Feature #20450
closed
Use t3lib_div::callUserFunction in typoscript userFunc condition
0%
Description
In typoscripts userFunc condition [userFunc = ...] it is only allowed to user php functions. No class methods. The parsing (t3lib_matchCondition->evalConditionStr()) should use t3lib_div::callUserFunction() internally for consistency and the possibility to use class methods as a user function. This has been discussed (http://lists.typo3.org/pipermail/typo3-team-core/2006-September/005667.html) but was never commited.
A patch (originally from Wolfgang Klinger's post) is appended to this ticket.
(issue imported from #M11120)
Files
Updated by David Bruchmann almost 15 years ago
Using extensions that allow TypScript Editing for Editors this feature is a security-issue that allows getting admin-rights.
I think it's better to call Core-Classes through a wrapper-class where filtering of allowed classes or tables can be done.
Updated by Alexander Opitz almost 11 years ago
- Status changed from New to Needs Feedback
- Target version deleted (
0)
The issue is very old, does this issue exists in newer versions of TYPO3 CMS (4.5 or 6.1)?
Updated by Chris topher almost 11 years ago
- Status changed from Needs Feedback to New
Alexander Opitz wrote:
does this issue exists in newer versions of TYPO3 CMS (4.5 or 6.1)?
Yes, it does.
Updated by Thorsten Kahler almost 11 years ago
David Bruchmann wrote:
Using extensions that allow TypoScript Editing for Editors this feature is a security-issue that allows getting admin-rights.
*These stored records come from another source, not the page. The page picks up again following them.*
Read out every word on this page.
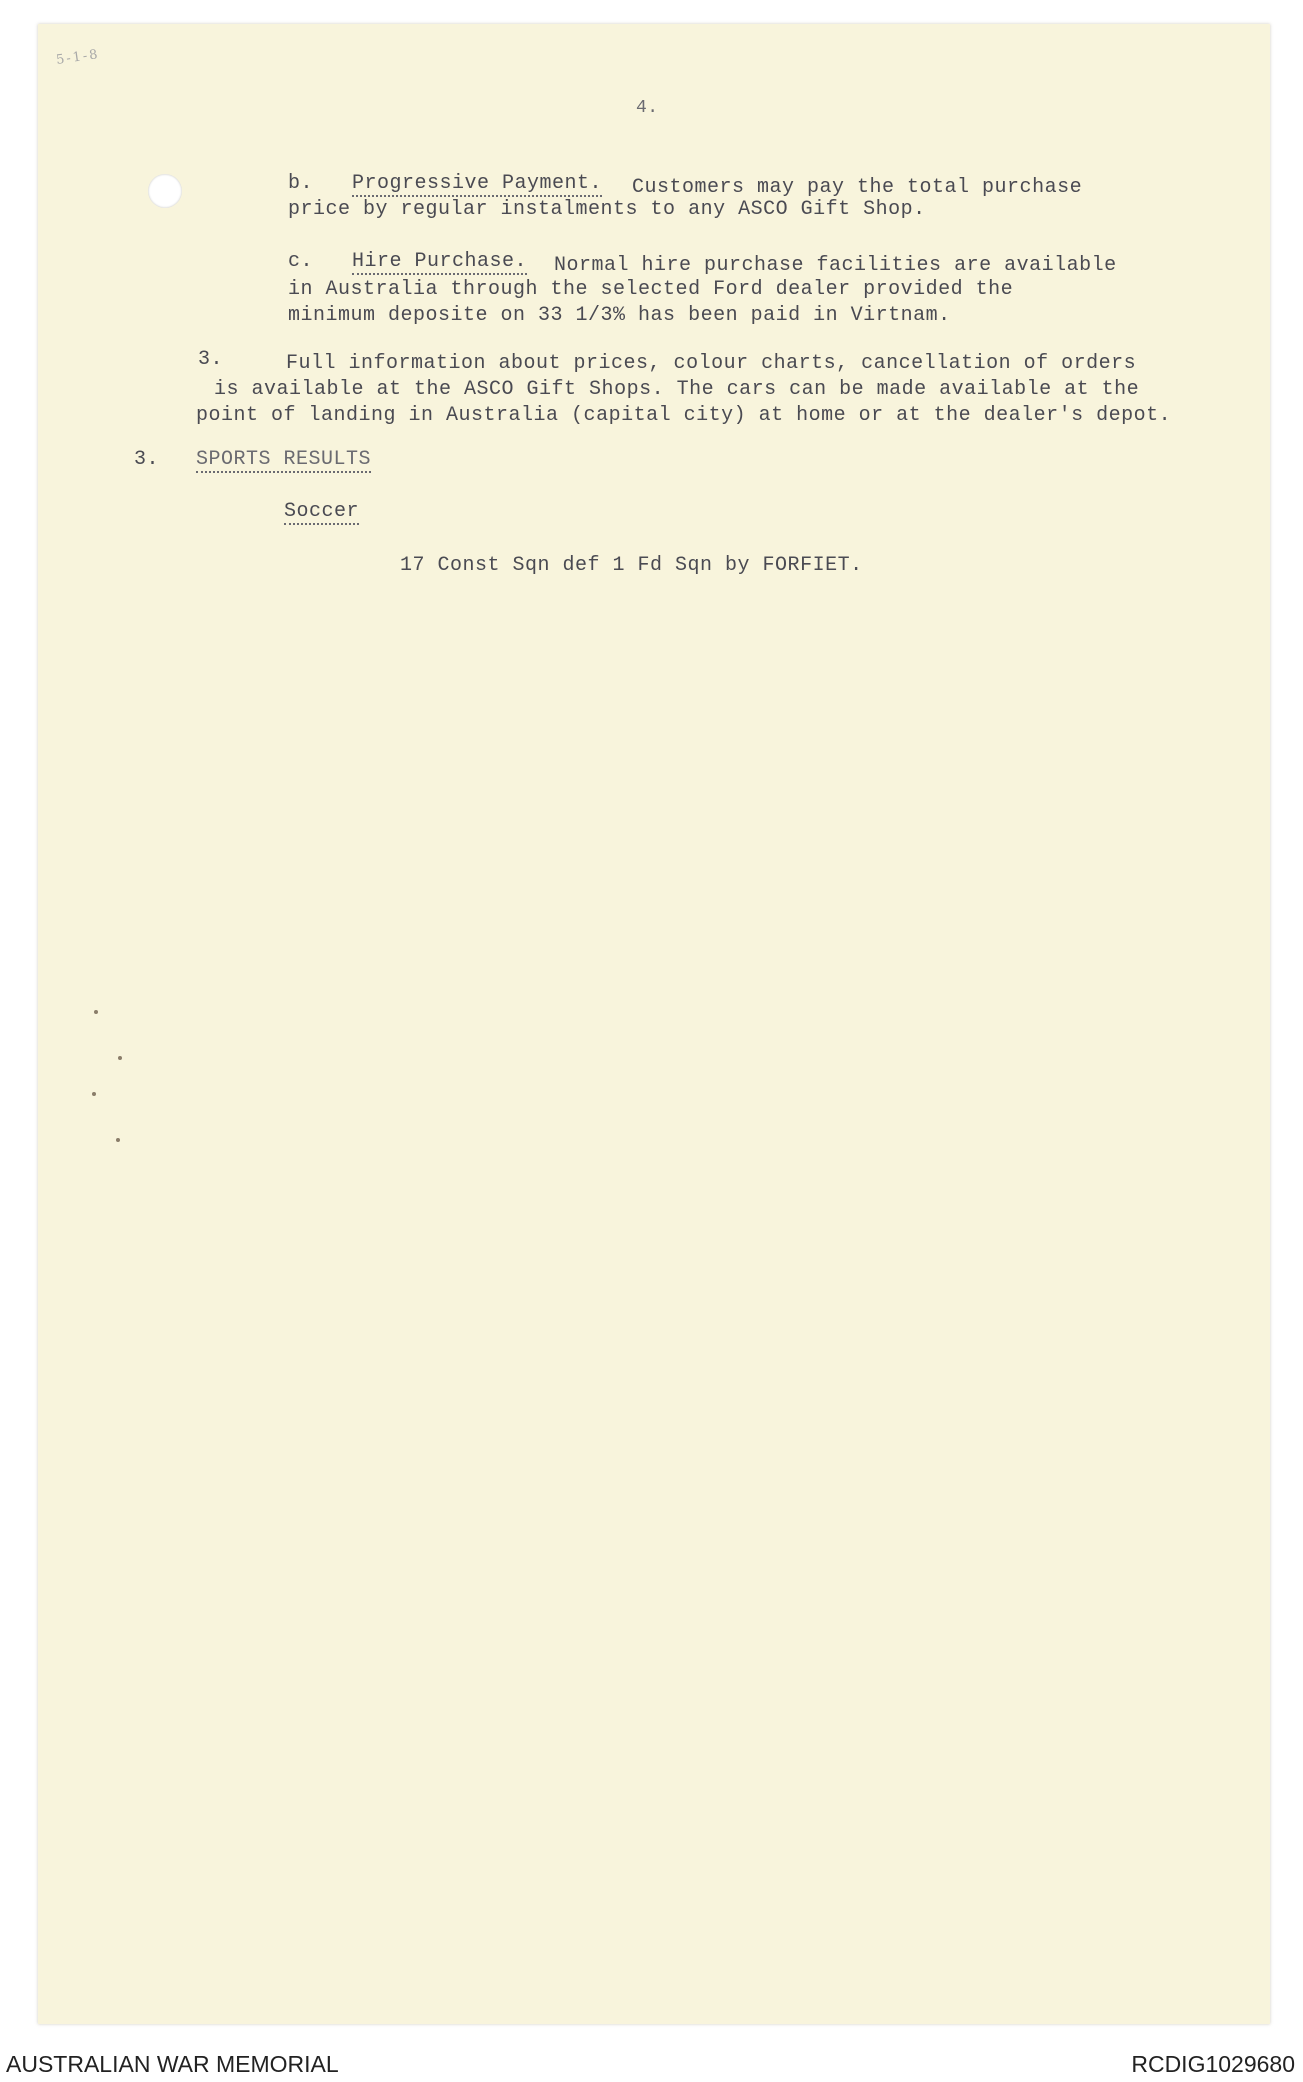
5-1-8
4.
b. Progressive Payment. Customers may pay the total purchase
price by regular instalments to any ASCO Gift Shop.
c. Hire Purchase. Normal hire purchase facilities are available
in Australia through the selected Ford dealer provided the
minimum deposite on 33 1/3% has been paid in Virtnam.
3.	Full information about prices, colour charts, cancellation of orders
is available at the ASCO Gift Shops. The cars can be made available at the
point of landing in Australia (capital city) at home or at the dealer's depot.
3. SPORTS RESULTS
Soccer
17 Const Sqn def 1 Fd Sqn by FORFIET.
AUSTRALIAN WAR MEMORIAL	RCDIG1029680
"Using extensions that allow TypoScript Editing for Editors" is the security risk. As long as any kind of "user function" (i.e. userland code) can be included via TS - no matter if TS condition, stdWrap option, ... - there's a decent security risk. And that's the reason why TS should only be editable for administrators.
This issue only requests a consistent way to call "user functions", not a policy change.
Updated by Thorsten Kahler almost 11 years ago
- Tracker changed from Bug to Feature
- Category set to TypoScript
- TYPO3 Version changed from 4.3 to 6.2
- PHP Version changed from 5.2 to 5.3
- Complexity set to medium
IMO this is rather a feature than a bug thus I change the tracker to "feature" and suggest to implement it in version 6.2.
Updated by Eric Chavaillaz almost 10 years ago
Any news about this feature?
Thanks
Updated by Eric Chavaillaz over 9 years ago
With the new AbstractCondition to implement custom TypoScript Conditions (https://forge.typo3.org/issues/61489), this issue is also resolved...
I think it can be closed...
Thanks
Updated by Frederic Gaus about 9 years ago
- Status changed from New to Closed
I also think this can be closed due to the integration of AbstractCondition. I hope everyone agrees with this decision. Otherwise please reopen this ticket or create a new one.